Community Police & Fire

Gig Harbor Police Blotter | Drive-by eggings plague Gig Harbor

Posted on October 30th, 2025 By:

Editor’s note: The Blotter is written based on information provided by Gig Harbor Police Gig Harbor Fire & Medic One and the Pierce County Sheriff’s Office.

Gig Harbor police arrested three teenagers who wreaked havoc around the area on Oct. 22, throwing eggs at several vehicles before crashing a car into a light pole.

The trio of troublemakers were also involved in a road rage incident on Highway 16, fled from an attempted traffic stop and shattered one driver’s window.

Police released the suspects to parents or guardians and forwarded a report to the city prosecutor’s office for possible charges.

Witnesses made several reports of drive-by eggings that evening, the first at about 5:45 p.m. on Peacock Hill. The suspects drove a gray sedan.

At about 9:30 p.m., one victim reported that the eggers shattered her windshield.

A little after that, according to a Gig Harbor Police news release, an officer spotted a gray sedan parked along westbound Highway 16 near Olympic Drive. A young man was “seen standing in the roadway interacting with another vehicle” in an apparent road-rage incident.

The boy got back in the sedan and fled after seeing the officer.

The officer followed, but the sedan refused to stop. At one point, someone inside it actually egged a GHPD patrol vehicle before fleeing “recklessly at a high rate of speed.”

Officers cornered the sedan in a neighborhood of dead-end streets.

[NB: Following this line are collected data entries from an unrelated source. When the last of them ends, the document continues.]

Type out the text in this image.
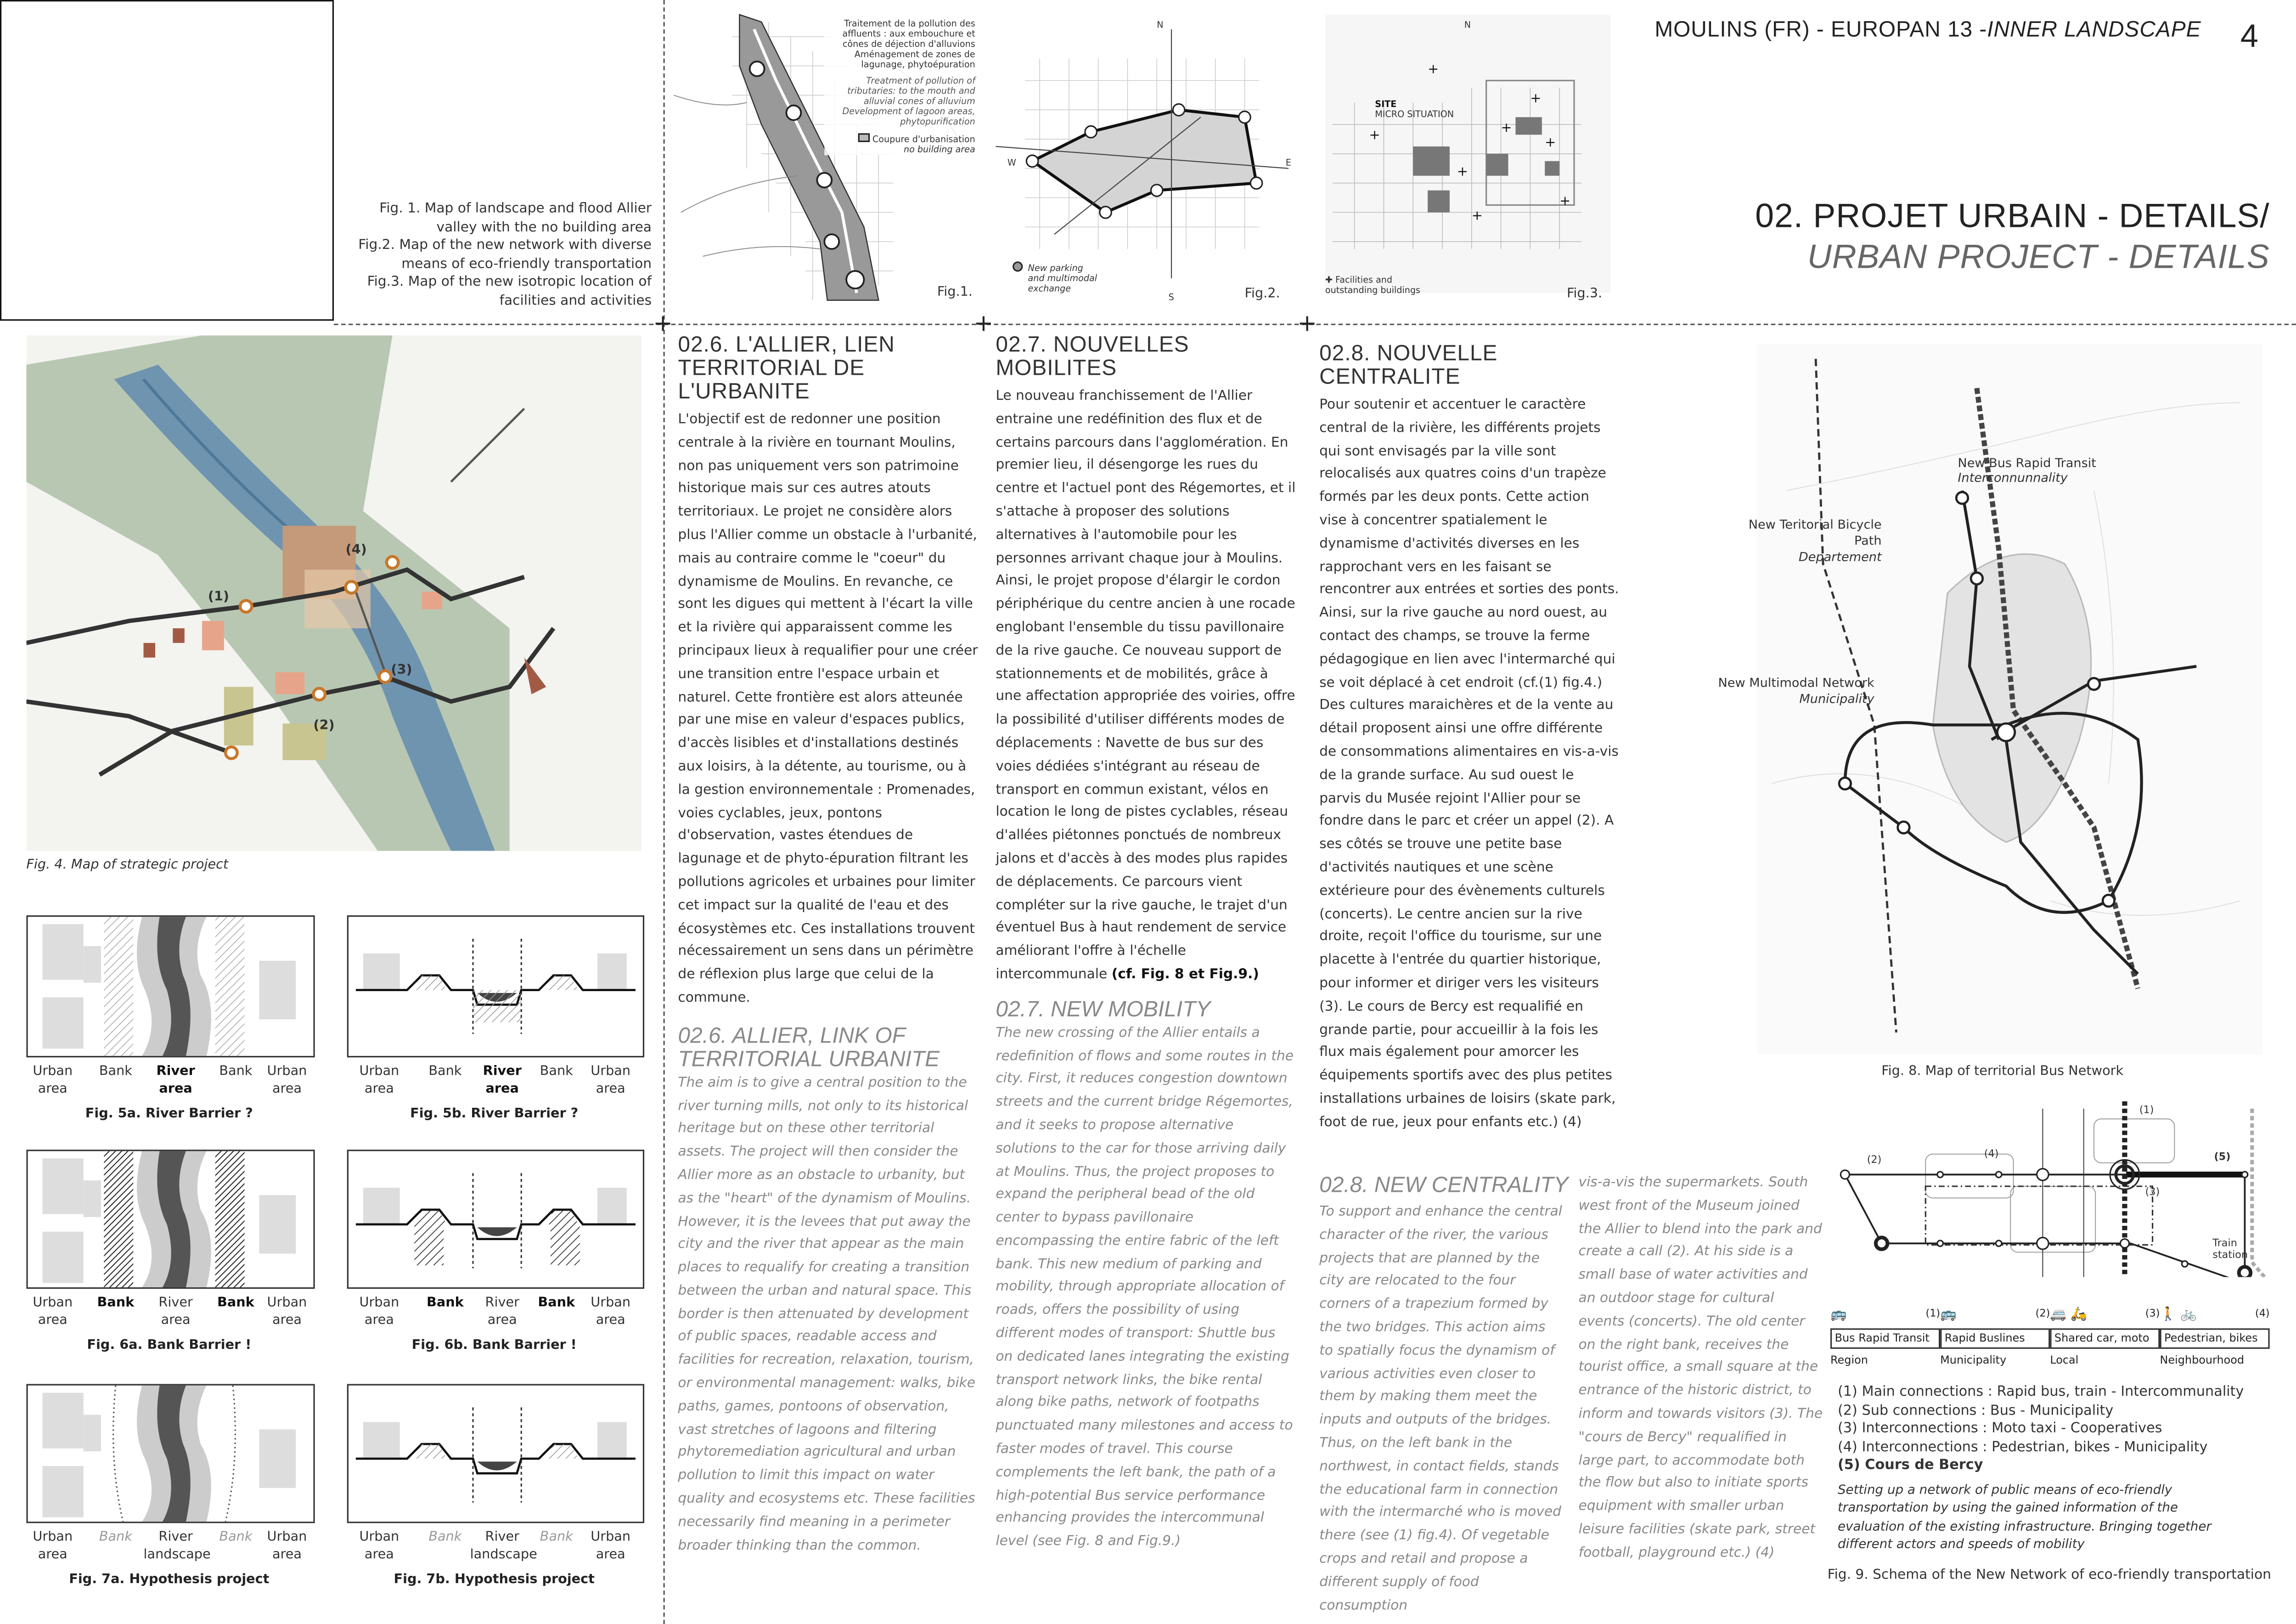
+	+	+
MOULINS (FR) - EUROPAN 13 -INNER LANDSCAPE	4
02. PROJET URBAIN - DETAILS/
URBAN PROJECT - DETAILS
Fig. 1. Map of landscape and flood Allier valley with the no building area
Fig.2. Map of the new network with diverse means of eco-friendly transportation
Fig.3. Map of the new isotropic location of facilities and activities
Traitement de la pollution des affluents : aux embouchure et cônes de déjection d'alluvions Aménagement de zones de lagunage, phytoépuration
Treatment of pollution of tributaries: to the mouth and alluvial cones of alluvium Development of lagoon areas, phytopurification
Coupure d'urbanisation
no building area
Fig.1.
N
W	E
S
New parking and multimodal exchange	Fig.2.
+
+
+
+
+
+
+
+
SITE
MICRO SITUATION
N
✚ Facilities and outstanding buildings	Fig.3.
(1)
(2)
(3)
(4)
Fig. 4. Map of strategic project
Urban area
Bank	River area
Bank	Urban area
Fig. 5a. River Barrier ?
Urban area
Bank	River area
Bank	Urban area
Fig. 5b. River Barrier ?
Urban area
Bank	River area
Bank	Urban area
Fig. 6a. Bank Barrier !
Urban area
Bank	River area
Bank	Urban area
Fig. 6b. Bank Barrier !
Urban area
Bank	River landscape
Bank	Urban area
Fig. 7a. Hypothesis project
Urban area
Bank	River landscape
Bank	Urban area
Fig. 7b. Hypothesis project
02.6. L'ALLIER, LIEN TERRITORIAL DE L'URBANITE
L'objectif est de redonner une position centrale à la rivière en tournant Moulins, non pas uniquement vers son patrimoine historique mais sur ces autres atouts territoriaux. Le projet ne considère alors plus l'Allier comme un obstacle à l'urbanité, mais au contraire comme le "coeur" du dynamisme de Moulins. En revanche, ce sont les digues qui mettent à l'écart la ville et la rivière qui apparaissent comme les principaux lieux à requalifier pour une créer une transition entre l'espace urbain et naturel. Cette frontière est alors atteunée par une mise en valeur d'espaces publics, d'accès lisibles et d'installations destinés aux loisirs, à la détente, au tourisme, ou à la gestion environnementale : Promenades, voies cyclables, jeux, pontons d'observation, vastes étendues de lagunage et de phyto-épuration filtrant les pollutions agricoles et urbaines pour limiter cet impact sur la qualité de l'eau et des écosystèmes etc. Ces installations trouvent nécessairement un sens dans un périmètre de réflexion plus large que celui de la commune.
02.6. ALLIER, LINK OF TERRITORIAL URBANITE
The aim is to give a central position to the river turning mills, not only to its historical heritage but on these other territorial assets. The project will then consider the Allier more as an obstacle to urbanity, but as the "heart" of the dynamism of Moulins. However, it is the levees that put away the city and the river that appear as the main places to requalify for creating a transition between the urban and natural space. This border is then attenuated by development of public spaces, readable access and facilities for recreation, relaxation, tourism, or environmental management: walks, bike paths, games, pontoons of observation, vast stretches of lagoons and filtering phytoremediation agricultural and urban pollution to limit this impact on water quality and ecosystems etc. These facilities necessarily find meaning in a perimeter broader thinking than the common.
02.7. NOUVELLES MOBILITES
Le nouveau franchissement de l'Allier entraine une redéfinition des flux et de certains parcours dans l'agglomération. En premier lieu, il désengorge les rues du centre et l'actuel pont des Régemortes, et il s'attache à proposer des solutions alternatives à l'automobile pour les personnes arrivant chaque jour à Moulins. Ainsi, le projet propose d'élargir le cordon périphérique du centre ancien à une rocade englobant l'ensemble du tissu pavillonaire de la rive gauche. Ce nouveau support de stationnements et de mobilités, grâce à une affectation appropriée des voiries, offre la possibilité d'utiliser différents modes de déplacements : Navette de bus sur des voies dédiées s'intégrant au réseau de transport en commun existant, vélos en location le long de pistes cyclables, réseau d'allées piétonnes ponctués de nombreux jalons et d'accès à des modes plus rapides de déplacements. Ce parcours vient compléter sur la rive gauche, le trajet d'un éventuel Bus à haut rendement de service améliorant l'offre à l'échelle intercommunale (cf. Fig. 8 et Fig.9.)
02.7. NEW MOBILITY
The new crossing of the Allier entails a redefinition of flows and some routes in the city. First, it reduces congestion downtown streets and the current bridge Régemortes, and it seeks to propose alternative solutions to the car for those arriving daily at Moulins. Thus, the project proposes to expand the peripheral bead of the old center to bypass pavillonaire encompassing the entire fabric of the left bank. This new medium of parking and mobility, through appropriate allocation of roads, offers the possibility of using different modes of transport: Shuttle bus on dedicated lanes integrating the existing transport network links, the bike rental along bike paths, network of footpaths punctuated many milestones and access to faster modes of travel. This course complements the left bank, the path of a high-potential Bus service performance enhancing provides the intercommunal level (see Fig. 8 and Fig.9.)
02.8. NOUVELLE CENTRALITE
Pour soutenir et accentuer le caractère central de la rivière, les différents projets qui sont envisagés par la ville sont relocalisés aux quatres coins d'un trapèze formés par les deux ponts. Cette action vise à concentrer spatialement le dynamisme d'activités diverses en les rapprochant vers en les faisant se rencontrer aux entrées et sorties des ponts. Ainsi, sur la rive gauche au nord ouest, au contact des champs, se trouve la ferme pédagogique en lien avec l'intermarché qui se voit déplacé à cet endroit (cf.(1) fig.4.) Des cultures maraichères et de la vente au détail proposent ainsi une offre différente de consommations alimentaires en vis-a-vis de la grande surface. Au sud ouest le parvis du Musée rejoint l'Allier pour se fondre dans le parc et créer un appel (2). A ses côtés se trouve une petite base d'activités nautiques et une scène extérieure pour des évènements culturels (concerts). Le centre ancien sur la rive droite, reçoit l'office du tourisme, sur une placette à l'entrée du quartier historique, pour informer et diriger vers les visiteurs (3). Le cours de Bercy est requalifié en grande partie, pour accueillir à la fois les flux mais également pour amorcer les équipements sportifs avec des plus petites installations urbaines de loisirs (skate park, foot de rue, jeux pour enfants etc.) (4)
02.8. NEW CENTRALITY
To support and enhance the central character of the river, the various projects that are planned by the city are relocated to the four corners of a trapezium formed by the two bridges. This action aims to spatially focus the dynamism of various activities even closer to them by making them meet the inputs and outputs of the bridges. Thus, on the left bank in the northwest, in contact fields, stands the educational farm in connection with the intermarché who is moved there (see (1) fig.4). Of vegetable crops and retail and propose a different supply of food consumption
vis-a-vis the supermarkets. South west front of the Museum joined the Allier to blend into the park and create a call (2). At his side is a small base of water activities and an outdoor stage for cultural events (concerts). The old center on the right bank, receives the tourist office, a small square at the entrance of the historic district, to inform and towards visitors (3). The "cours de Bercy" requalified in large part, to accommodate both the flow but also to initiate sports equipment with smaller urban leisure facilities (skate park, street football, playground etc.) (4)
New Bus Rapid Transit
Interconnunnality
New Teritorial Bicycle Path
Departement
New Multimodal Network
Municipality
Fig. 8. Map of territorial Bus Network
(1)
(2)
(3)
(4)	(5)
Train station
🚌	(1)
Bus Rapid Transit
Region
🚌	(2)
Rapid Buslines
Municipality
🚐 🛵	(3)
Shared car, moto
Local
🚶 🚲	(4)
Pedestrian, bikes
Neighbourhood
(1) Main connections : Rapid bus, train - Intercommunality
(2) Sub connections : Bus - Municipality
(3) Interconnections : Moto taxi - Cooperatives
(4) Interconnections : Pedestrian, bikes - Municipality
(5) Cours de Bercy
Setting up a network of public means of eco-friendly transportation by using the gained information of the evaluation of the existing infrastructure. Bringing together different actors and speeds of mobility
Fig. 9. Schema of the New Network of eco-friendly transportation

Eventually, they found it under a destroyed light pole, having plowed through a fence and damaged a backyard chicken coop on the way.

The suspects ran from the wrecked vehicle, but officers located them. None of the three were injured.

Not a journalist

Pierce County Sheriff’s Office deputies arrested a masked man claiming to be a journalist after he pepper-sprayed two people on the Key Peninsula on Oct. 10.

The same man attempted to film outside the Washington Corrections Center for Women in Gig Harbor on Oct. 7. The facility went into lockdown before he left, according to a Pierce County Sheriff’s Office blog post.

The post repeatedly refers to the man as a “journalist,” but YouTube yahoo might be a better description. He posts videos in which he attempts to provoke confrontations with public employees by filming them. 

The lengthy sheriff’s office blog post also cites examples when the man turned up at a golf course and a sheriff’s office precinct. He committed no apparent crimes in those instances, though verbal confrontations ensued. 

After the Key Peninsula incident, in which he pepper-sprayed a couple who asked him why he was filming them, officers arrested the man on suspicion of second-degree assault.

“For anyone who works in a public area, please talk with your supervisors and have a plan in place for professionally handling these independent journalists,” Pierce County Sheriff’s Office spokeswoman Deputy Carly Cappetto wrote in the blog post. The suspect is not a journalist. “Please know that anyone can be filmed and photographed in a public space or business, and the whole idea is to scare and intimidate our public employees into violating a constitutional right.” 

Shoplifter leaves a receipt 

A 39-year-old woman shoplifted from the Wilco store on Soundview Drive on Oct. 24, but helpfully left behind a list of what she stole.

A store employee reported the theft around 5:30 p.m. that evening. Responding officers immediately recognized the description of the suspect, a transient with mental health issues who frequents that area of Gig Harbor.

Officers quickly located the suspect. She told them she left the list of items she took — two candy bars and a roll of electrical tape — because she owns the business and was trying to help employees track inventory. Officers wrote in their report that the woman often makes that claim.

Officers cited the woman for third degree theft and issued her a trespass admonishment, then released her. They returned one candy bar and the electrical tape to the store; she ate the other candy bar.